Катя тоже как будто не в себе. Раскосые глаза ее смотрят на меня со страхом, зубы отбивают дробь. Потом это проходит, и она тяжело садится на кровать. Я глажу ее по волосам и стараюсь не смотреть туда, где сходят с ума большие, взрослые люди.

- Ты говоришь, тебя мать бьет? - кричу я Кате в ухо, потому что за шумом, который стоит в комнате, разговаривать невозможно, а говорить о чем-то нужно обязательно. - За что?

Катины глаза торопливо набухают слезами. Она вытирает их рукавом, размазывая по щекам, сглатывает слюну и отвечает:

- Еще как бьет. Вот видишь, какие косички жиденькие стали. - Она берет в ладошки косу. - А были в руку толщиной. Все волосы повыдирала. У меня от этого голова начала болеть. Так болит иногда - вся кожа горит. Спасу нет. А за что? Да вот за это самое, - кивает Катя на комнату, где несколько теток уже лежат на полу и трясутся, как в падучей. - Я ведь пионеркой была. Галстук носила. Мама веселая была, добрая. А как помер батя, ну, тут и пошло. Связалась она с этими и меня с собой таскать стала. Галстук в печь бросила. Я полезла доставать - все руки обожгла. Вот видишь? - Катя подтянула рукава, и я увидел, что на кистях у нее кожа стянута узкими рваными шрамами. - Только она все равно сожгла галстук. Потом я новый купила. В школе повяжу, а иду домой - сниму. А Танька ей со зла сказала.
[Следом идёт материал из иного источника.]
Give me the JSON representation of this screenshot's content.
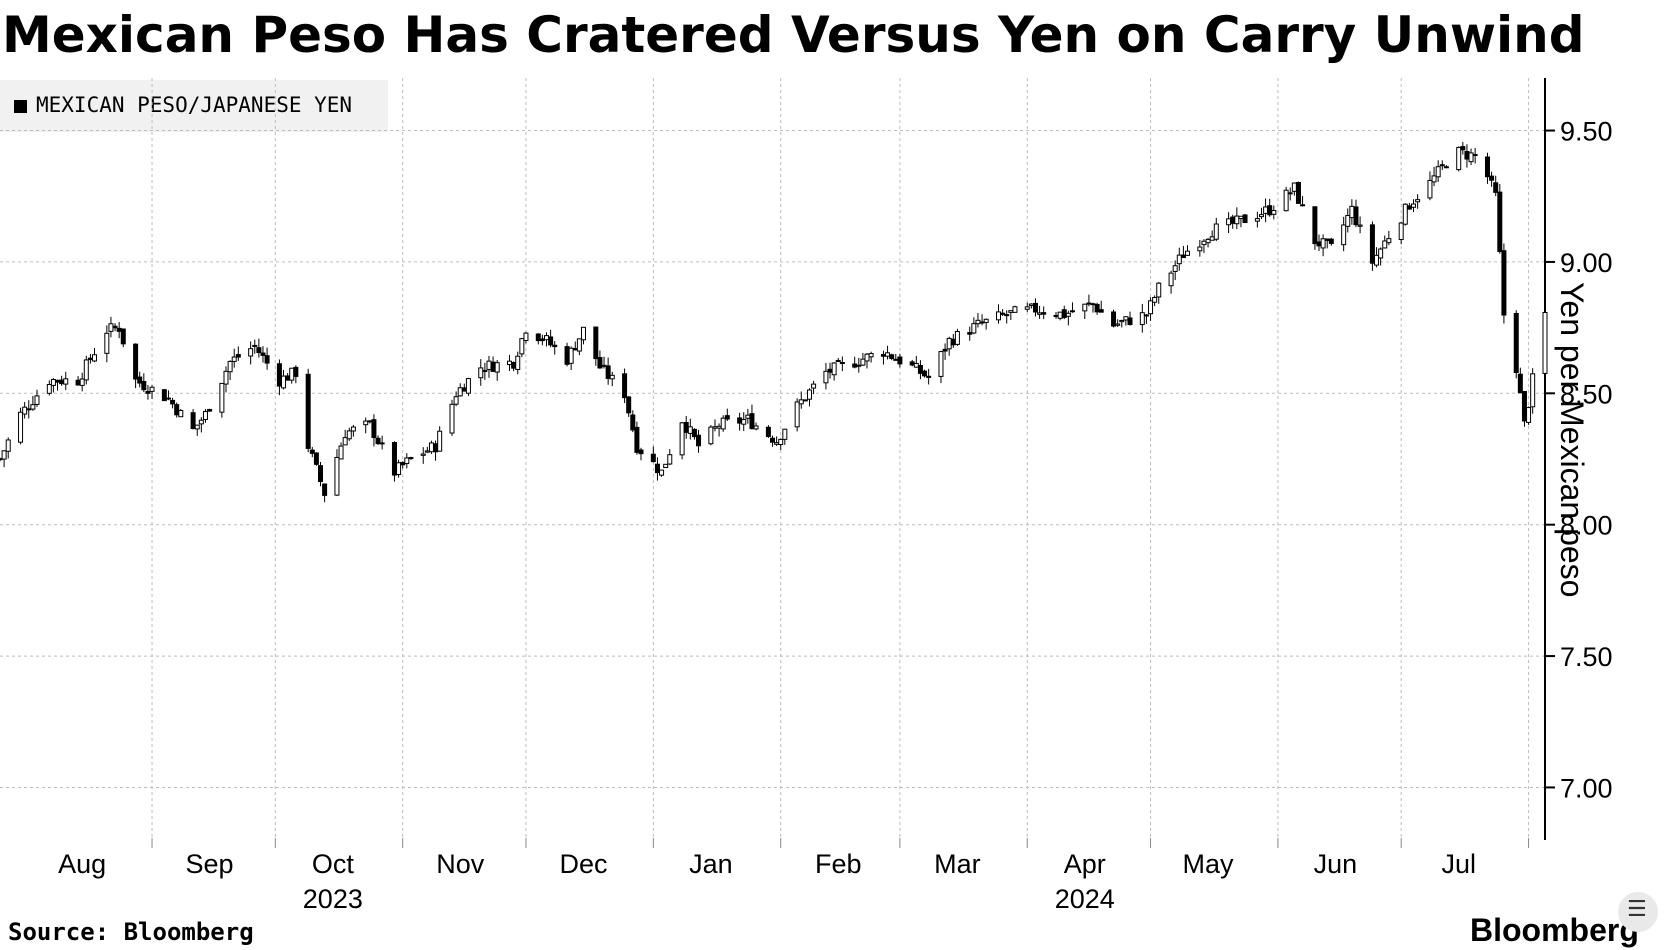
{
  "chart_data": {
    "type": "candlestick",
    "title": "Mexican Peso Has Cratered Versus Yen on Carry Unwind",
    "legend": "MEXICAN PESO/JAPANESE YEN",
    "ylabel": "Yen per Mexican peso",
    "ylim": [
      6.8,
      9.7
    ],
    "yticks": [
      7.0,
      7.5,
      8.0,
      8.5,
      9.0,
      9.5
    ],
    "ytick_labels": [
      "7.00",
      "7.50",
      "8.00",
      "8.50",
      "9.00",
      "9.50"
    ],
    "x_range": [
      "2023-07-26",
      "2024-08-05"
    ],
    "month_labels": [
      "Aug",
      "Sep",
      "Oct",
      "Nov",
      "Dec",
      "Jan",
      "Feb",
      "Mar",
      "Apr",
      "May",
      "Jun",
      "Jul"
    ],
    "month_label_dates": [
      "2023-08-15",
      "2023-09-15",
      "2023-10-15",
      "2023-11-15",
      "2023-12-15",
      "2024-01-15",
      "2024-02-15",
      "2024-03-15",
      "2024-04-15",
      "2024-05-15",
      "2024-06-15",
      "2024-07-15"
    ],
    "month_boundaries": [
      "2023-09-01",
      "2023-10-01",
      "2023-11-01",
      "2023-12-01",
      "2024-01-01",
      "2024-02-01",
      "2024-03-01",
      "2024-04-01",
      "2024-05-01",
      "2024-06-01",
      "2024-07-01",
      "2024-08-01"
    ],
    "year_labels": [
      {
        "label": "2023",
        "date": "2023-10-15"
      },
      {
        "label": "2024",
        "date": "2024-04-15"
      }
    ],
    "price_points": [
      [
        "2023-07-26",
        8.25
      ],
      [
        "2023-07-31",
        8.42
      ],
      [
        "2023-08-07",
        8.55
      ],
      [
        "2023-08-14",
        8.55
      ],
      [
        "2023-08-21",
        8.74
      ],
      [
        "2023-08-24",
        8.75
      ],
      [
        "2023-08-28",
        8.55
      ],
      [
        "2023-09-05",
        8.48
      ],
      [
        "2023-09-11",
        8.36
      ],
      [
        "2023-09-14",
        8.42
      ],
      [
        "2023-09-20",
        8.62
      ],
      [
        "2023-09-26",
        8.68
      ],
      [
        "2023-10-02",
        8.55
      ],
      [
        "2023-10-06",
        8.58
      ],
      [
        "2023-10-09",
        8.3
      ],
      [
        "2023-10-13",
        8.12
      ],
      [
        "2023-10-18",
        8.35
      ],
      [
        "2023-10-24",
        8.38
      ],
      [
        "2023-10-30",
        8.2
      ],
      [
        "2023-11-03",
        8.25
      ],
      [
        "2023-11-09",
        8.3
      ],
      [
        "2023-11-14",
        8.5
      ],
      [
        "2023-11-20",
        8.6
      ],
      [
        "2023-11-28",
        8.62
      ],
      [
        "2023-12-01",
        8.75
      ],
      [
        "2023-12-06",
        8.7
      ],
      [
        "2023-12-11",
        8.63
      ],
      [
        "2023-12-15",
        8.74
      ],
      [
        "2023-12-19",
        8.6
      ],
      [
        "2023-12-25",
        8.5
      ],
      [
        "2023-12-28",
        8.3
      ],
      [
        "2024-01-03",
        8.2
      ],
      [
        "2024-01-08",
        8.4
      ],
      [
        "2024-01-12",
        8.3
      ],
      [
        "2024-01-17",
        8.38
      ],
      [
        "2024-01-24",
        8.4
      ],
      [
        "2024-01-31",
        8.32
      ],
      [
        "2024-02-05",
        8.45
      ],
      [
        "2024-02-12",
        8.58
      ],
      [
        "2024-02-19",
        8.62
      ],
      [
        "2024-02-26",
        8.66
      ],
      [
        "2024-03-04",
        8.6
      ],
      [
        "2024-03-08",
        8.56
      ],
      [
        "2024-03-13",
        8.7
      ],
      [
        "2024-03-20",
        8.76
      ],
      [
        "2024-03-27",
        8.8
      ],
      [
        "2024-04-03",
        8.82
      ],
      [
        "2024-04-10",
        8.8
      ],
      [
        "2024-04-17",
        8.84
      ],
      [
        "2024-04-22",
        8.76
      ],
      [
        "2024-04-30",
        8.8
      ],
      [
        "2024-05-03",
        8.9
      ],
      [
        "2024-05-09",
        9.03
      ],
      [
        "2024-05-16",
        9.12
      ],
      [
        "2024-05-22",
        9.15
      ],
      [
        "2024-05-30",
        9.2
      ],
      [
        "2024-06-05",
        9.28
      ],
      [
        "2024-06-10",
        9.08
      ],
      [
        "2024-06-14",
        9.05
      ],
      [
        "2024-06-19",
        9.2
      ],
      [
        "2024-06-24",
        9.0
      ],
      [
        "2024-06-28",
        9.1
      ],
      [
        "2024-07-03",
        9.22
      ],
      [
        "2024-07-08",
        9.3
      ],
      [
        "2024-07-14",
        9.42
      ],
      [
        "2024-07-20",
        9.4
      ],
      [
        "2024-07-24",
        9.25
      ],
      [
        "2024-07-26",
        8.8
      ],
      [
        "2024-07-29",
        8.6
      ],
      [
        "2024-07-31",
        8.38
      ],
      [
        "2024-08-02",
        8.55
      ],
      [
        "2024-08-05",
        8.8
      ]
    ],
    "source": "Source: Bloomberg",
    "brand": "Bloomberg"
  }
}
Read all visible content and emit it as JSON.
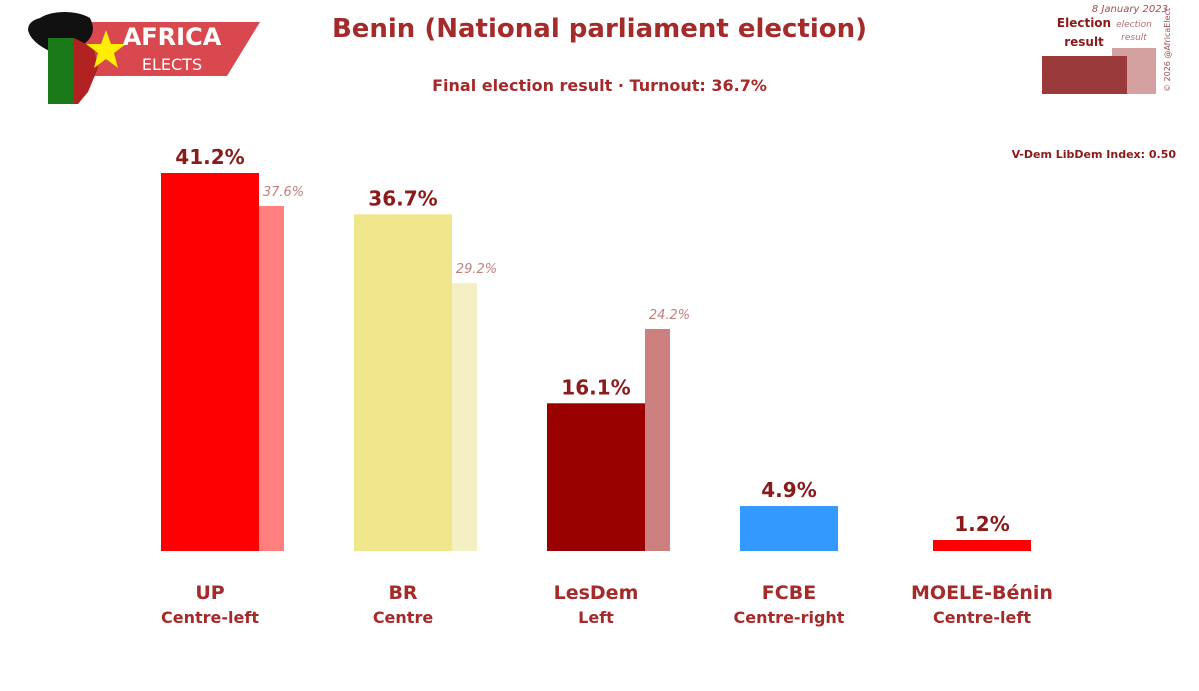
{
  "logo": {
    "line1": "AFRICA",
    "line2": "ELECTS"
  },
  "header": {
    "title": "Benin (National parliament election)",
    "subtitle": "Final election result · Turnout: 36.7%"
  },
  "legend": {
    "date": "8 January 2023",
    "current_label_1": "Election",
    "current_label_2": "result",
    "previous_label_1": "election",
    "previous_label_2": "result",
    "copyright": "© 2026 @AfricaElect"
  },
  "vdem": "V-Dem LibDem Index: 0.50",
  "chart_data": {
    "type": "bar",
    "title": "Benin (National parliament election)",
    "ylim": [
      0,
      45
    ],
    "categories": [
      "UP",
      "BR",
      "LesDem",
      "FCBE",
      "MOELE-Bénin"
    ],
    "ideologies": [
      "Centre-left",
      "Centre",
      "Left",
      "Centre-right",
      "Centre-left"
    ],
    "series": [
      {
        "name": "Election result",
        "values": [
          41.2,
          36.7,
          16.1,
          4.9,
          1.2
        ],
        "labels": [
          "41.2%",
          "36.7%",
          "16.1%",
          "4.9%",
          "1.2%"
        ],
        "colors": [
          "#ff0000",
          "#f0e68c",
          "#990000",
          "#3399ff",
          "#ff0000"
        ]
      },
      {
        "name": "Previous election result",
        "values": [
          37.6,
          29.2,
          24.2,
          null,
          null
        ],
        "labels": [
          "37.6%",
          "29.2%",
          "24.2%",
          "",
          ""
        ],
        "colors": [
          "#ff7f7f",
          "#f5f0c4",
          "#cc7f7f",
          "",
          ""
        ]
      }
    ]
  }
}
Ну, она мне так дала, что я два дня с постели подняться не могла.

- Гадина, - сказал я и сжал кулаки. Да, почти так все было и у меня с матерью, когда я впервые галстук надел. - Эх, наших бы ребят сюда! - вспомнил я Веньку и Алешку. - Они бы тебя в обиду не дали!

- А я своим не рассказывала про галстук. Потому что тетка Глаша, вот та, с маленьким, видишь, сказала мне, что за это маму могут под суд отдать, а меня в детский дом. Страшно. Что я там буду делать, в детском доме? Да и маму жалко. Посадят ее в тюрьму, помрет она там…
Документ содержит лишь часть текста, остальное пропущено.